To show his worshipers just how dangerous he can be sometimes, Shiva is commonly depicted with a cobra necklace. This symbolizes he vast natural power over the most dangerous of animals on earth. The cobra fits perfectly with Shiva’s role in Hindu pantheon – his destructive and creative nature. Cobras also generally shed their skins, paving way for a new layer of skin. From this angle, Shiva might not necessarily be a total force of destruction; rather, he is the deity that burns everything down to ground in order to make way for an even better world and society.
Other symbols of Shiva are the Vibhuti (three horizontal lines drawn with ash across his forehead); the trident; crescent moon; and bulls.
In Hindu religion, the holy triumvirate refers to beings in charge of creation, maintenance and destruction of the universe. The deities are Brahma, Vishnu and Shiva. Brahma is assigned the task of creating while Vishnu preserves the universe. As stated earlier, Shiva is the one who destroys the universe so that the cycle could start all over again.

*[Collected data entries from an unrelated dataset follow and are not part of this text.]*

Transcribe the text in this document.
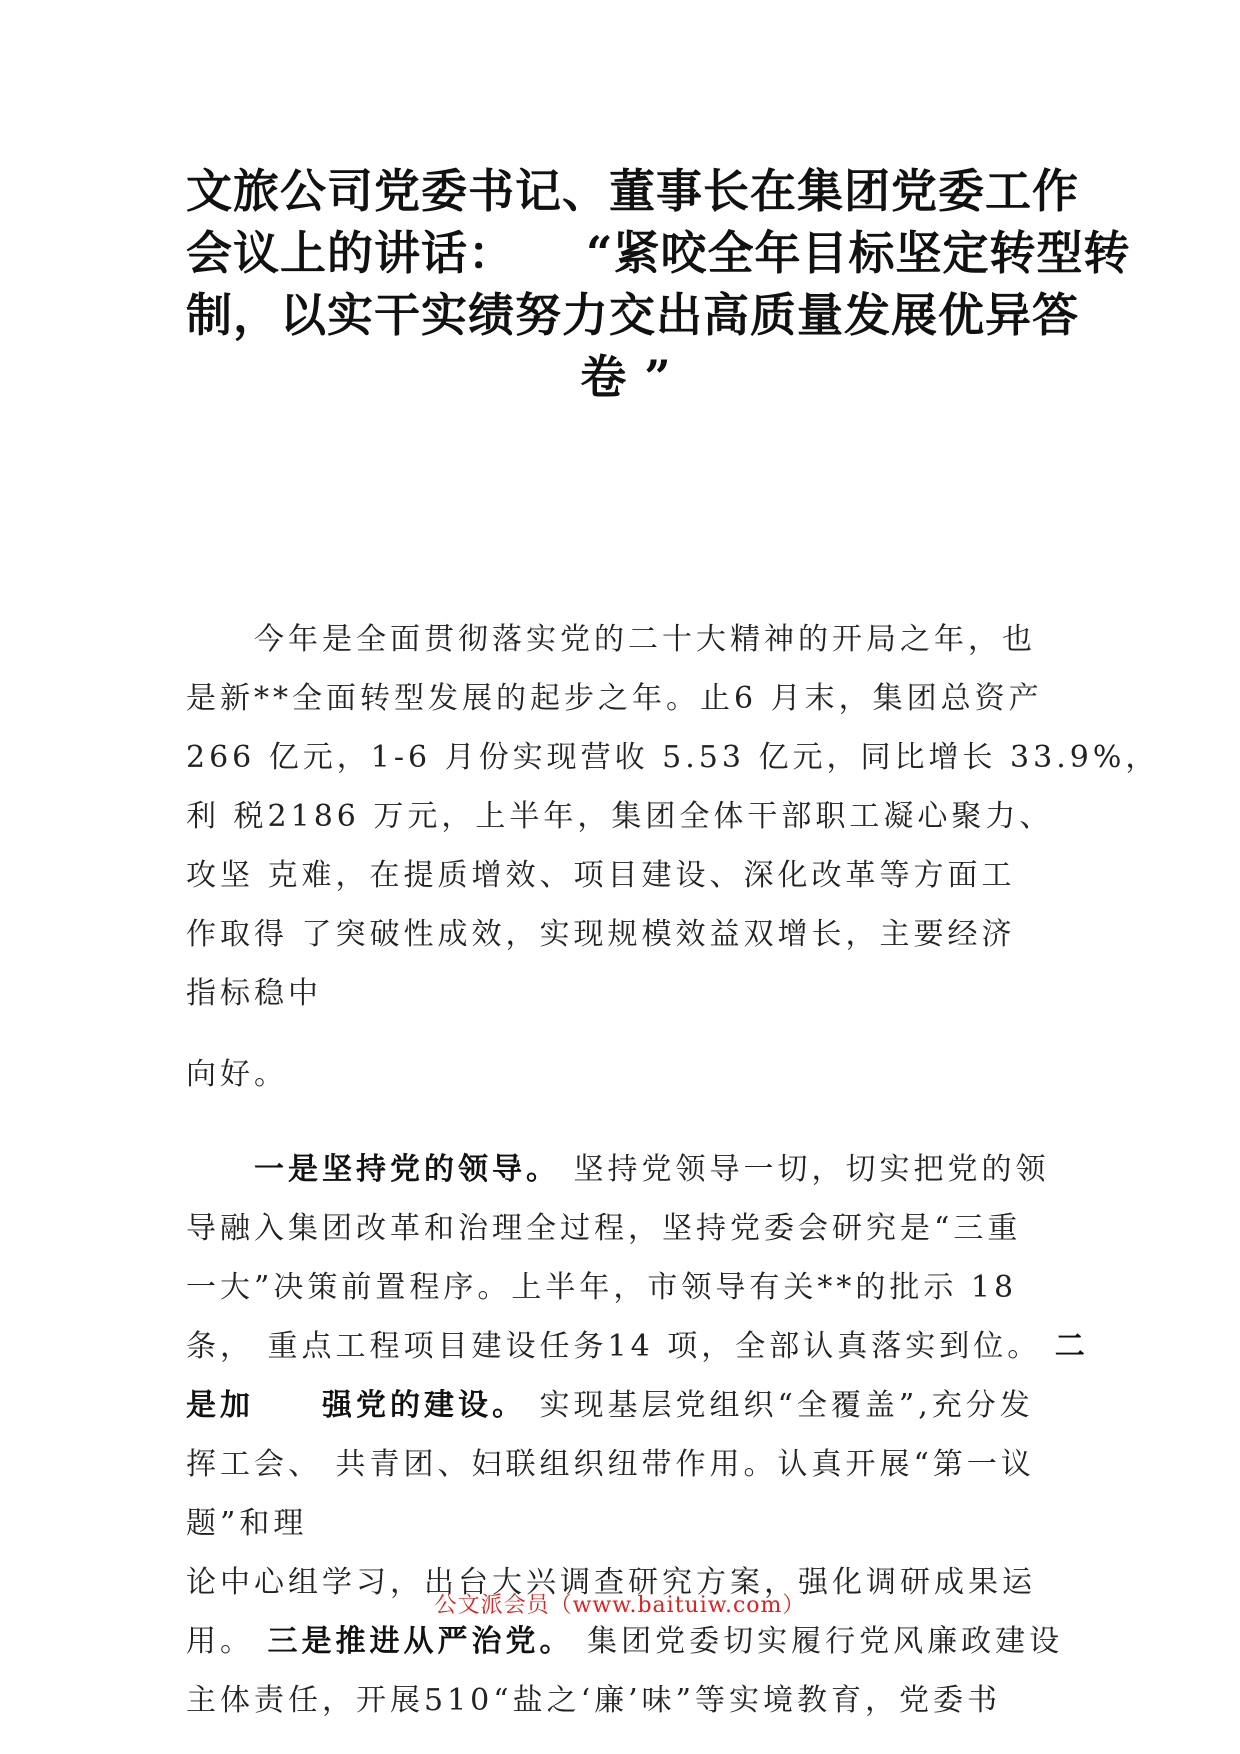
文旅公司党委书记、董事长在集团党委工作
会议上的讲话：　　“紧咬全年目标坚定转型转
制，以实干实绩努力交出高质量发展优异答
卷 ”
　　今年是全面贯彻落实党的二十大精神的开局之年，也
是新**全面转型发展的起步之年。止6 月末，集团总资产
266 亿元，1-6 月份实现营收 5.53 亿元，同比增长 33.9%，
利 税2186 万元，上半年，集团全体干部职工凝心聚力、
攻坚 克难，在提质增效、项目建设、深化改革等方面工
作取得 了突破性成效，实现规模效益双增长，主要经济
指标稳中
向好。
　　一是坚持党的领导。 坚持党领导一切，切实把党的领
导融入集团改革和治理全过程，坚持党委会研究是“三重
一大”决策前置程序。上半年，市领导有关**的批示 18
条， 重点工程项目建设任务14 项，全部认真落实到位。 二
是加　　强党的建设。 实现基层党组织“全覆盖”,充分发
挥工会、 共青团、妇联组织纽带作用。认真开展“第一议
题”和理
论中心组学习，出台大兴调查研究方案，强化调研成果运
用。 三是推进从严治党。 集团党委切实履行党风廉政建设
主体责任，开展510“盐之‘廉’味”等实境教育，党委书
公文派会员（www.baituiw.com）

His trident is in part reference to him being part of the Hindu triumvirate deities – Vishnu, Shiva and Brahma.
Shiva is often shown smiling and in a very relaxed position. There is nothing on his face that shows the slightest inclination that he is a destructive god. This is just one of the numerous contradictions about Shiva. From the cosmic point of view, the role Shiva plays is an absolutely vital one. There simply cannot be creation without destruction. Hindus believe that were it not for the crucial role Shiva plays, the world would perhaps have ground to a halt – with nothing new emerging.
Another important role of Shiva comes in the entertainment side of things. Shiva is believed to be an expert dancer; his mastery in the art is so high that no deity comes close to his level. For this, he has been venerated as the Lord of Dance.
On the face value of things, Shiva being the Lord of Dance might simply refer to casual dancing. However, from a cosmic point of view, Hindus believe that Shiva’s mastery of dance is a metaphorical reference to the harmony we see in nature or the universe. His dance rhythm is what holds the world together.
Other less dark side of him portray him as very compassionate and benevolent god. This is evident in his marriage to the goddess Sati (later reincarnated to become Parvati). He is known for being very gentle. Hindus believe that it was Sati who tamed him into the good husband that he is.
Shiva is also believed to be the deity in charge of keeping the Vedas safe. The Vedas are ancient religious texts of Hinduism.
Shiva and Sati
According to one Hindu story, Lord Shiva married the goddess Sati (the fertility goddess) against Sati’s father’s wishes. The fracture between Sati’s father (Daksha) and Lord Shiva’s relationship resulted in the former not inviting latter to a prayer ceremony. All the other gods were invited except Shiva. Incensed by this, Sati cast herself into a large fire at the ceremony and dying in the process. Her death caused Shiva to wake up suddenly from a deep slumber. Shocked by the death of his wife, Shiva proceeded to end the world by dancing the “death dance” – the Tandav. However, just as he was about to do so, his fellow gods interceded by sprinkling the ashes of his dead wife Sati all over him. It is believed that Sati’s ashes soothed Shiva’s pain and stopped him from destroying the universe. Deep in mourning over his wife’s absence, Shiva then went far into the outer regions of the universe for many, many years to meditate.
Luckily for the universe, Shiva ended his exile after Sati was reincarnated as Parvati. The two then reunited. The reincarnated Sati (Parvati) watered down the temper of Shiva. The two deities went on to have a perfect marriage – a type of marriage that their believers and worshipers pray to have.